The "little junior", as his name translates from Portuguese, is big news in Middlesbrough and in greater Britain. Back home, however, it is a different story. In Juninho's home city the name on everyone's lips, and on every back page, is the one which has replaced his own on Mario Zagallo's national team-sheet. While England has waited for news of Boro's brilliant Brazilian - is he bound for Madrid or Manchester? - Sao Paulans have been preoccupied with Djalma Feitosa Dia, or Djalminha, as the man who has assumed the treasured yellow No 10 shirt is more popularly known.

Djalminha has eclipsed Juninho as the rising star of Brazilian football with his dazzling midfield displays with Palmeiras, the Sao Paulo club which gave English football its first Brazilian (Mirandinha, of whom Jim Smith, his manager at Newcastle, famously said, "he was more concerned about his pig farm back home".) Spanish eyes have taken note. Indeed, it was reported in Spain on Thursday that Deportivo La Coruna had signed Djalminha for pounds 4.3m. The story in Sao Paulo, however, is that the 26-year- old will remain a Sao Paulo player until after he appears in the World Cup shop window in France next summer - unless Deportivo up the bidding towards pounds 7.5m.

A passing interest from Manchester would not be surprising, if Leandro Loyola's appraisal of the wanted man is noted. "Djalminha is not so much like Juninho," Loyola, football correspondent of Noticias Populares, mused. "He is more like Eric Cantona." The comparison, it must be said, is largely founded on a temperament as volatile as the volcanic Cantona vintage; Djalminha was released by his first club, Flamengo, after coming to blows with a team-mate and stormed off home in his kit when he was sent off for bad-mouthing the referee in a Brazilian Cup tie last week. But, as Zagallo pointed out, in support of the squad he has chosen for the Tournoi de France and the Copa America, there are functional football differences between Djalminha and Juninho.
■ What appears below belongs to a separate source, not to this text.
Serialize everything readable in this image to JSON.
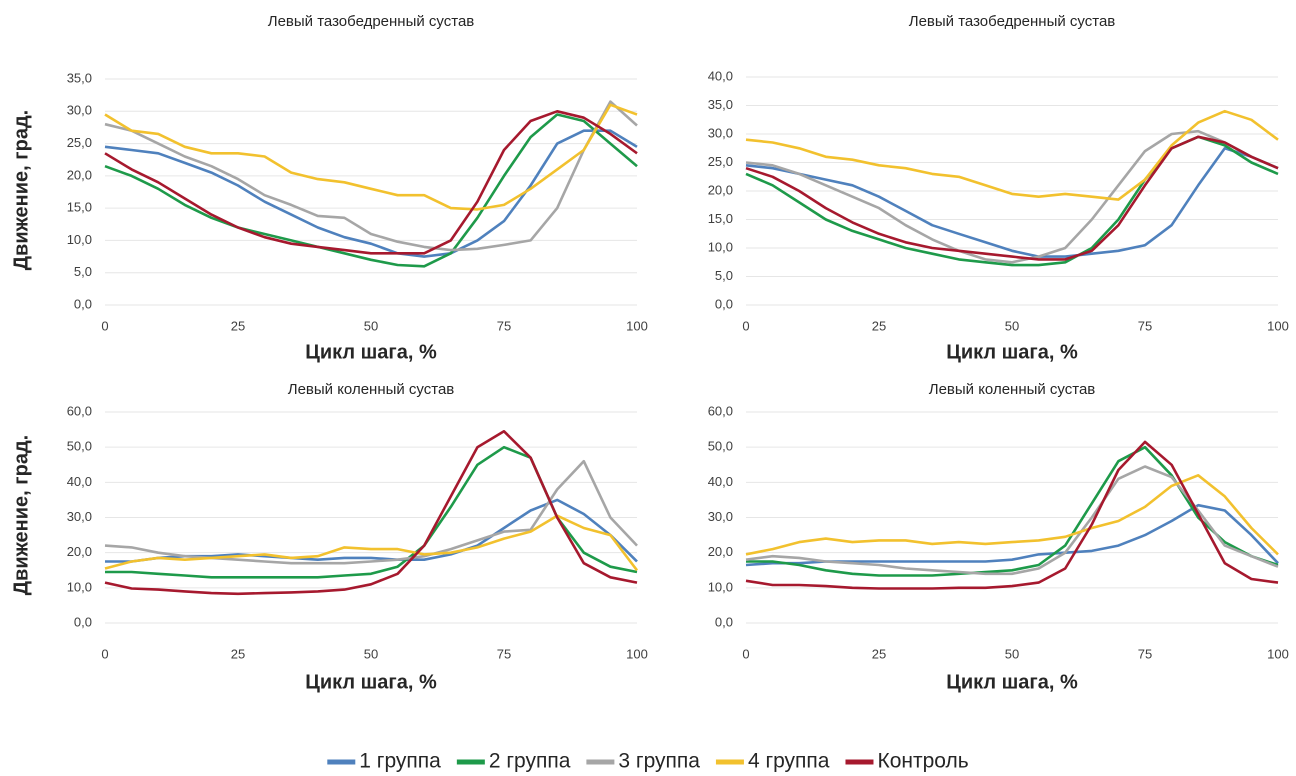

"Djalminha is more what we call the classic type of Brazilian player," Zagallo said. "He is not as fast and he does not play as fast. He surveys the field and then picks his move. He is also more of an attacking player. Juninho is moving all the time; he comes back to help the midfield and the defence. We do not need that because we play with two defensive midfield players, Dunga and Marcio Santos.

"Djalminha has been playing better this season and he is in the team now. He will get his chance in France and in Bolivia when we play in the Copa America. But that does not mean Juninho will not go to the World Cup. We have one year to go and many more tests before then. Nobody has a place in that squad yet, not even Ronaldo."

To force his way in, Juninho knows he must spend his next club season on view to Zagallo. The Champions' League stage a move to Old Trafford would provide may yet prove an attraction; Juninho and his family have settled contentedly in the north of England. But the live transmission of Spanish League matches in Brazil could be the decisive factor. Atletico Madrid claim to have agreed terms already with the player's father, Oswaldo Giroldo, though Juninho - on holiday with his mother and sister in Rio - has yet to commit himself.

Middlesbrough are unlikely to rubber-stamp a transfer for less than pounds 12m, and Atletico's latest bid did not stretch to eight figures. Boro's trophy cabinet remains empty but their cupboard is far from bare. They still have their prized asset: their pounds 4.75m investment from Sao Paulo.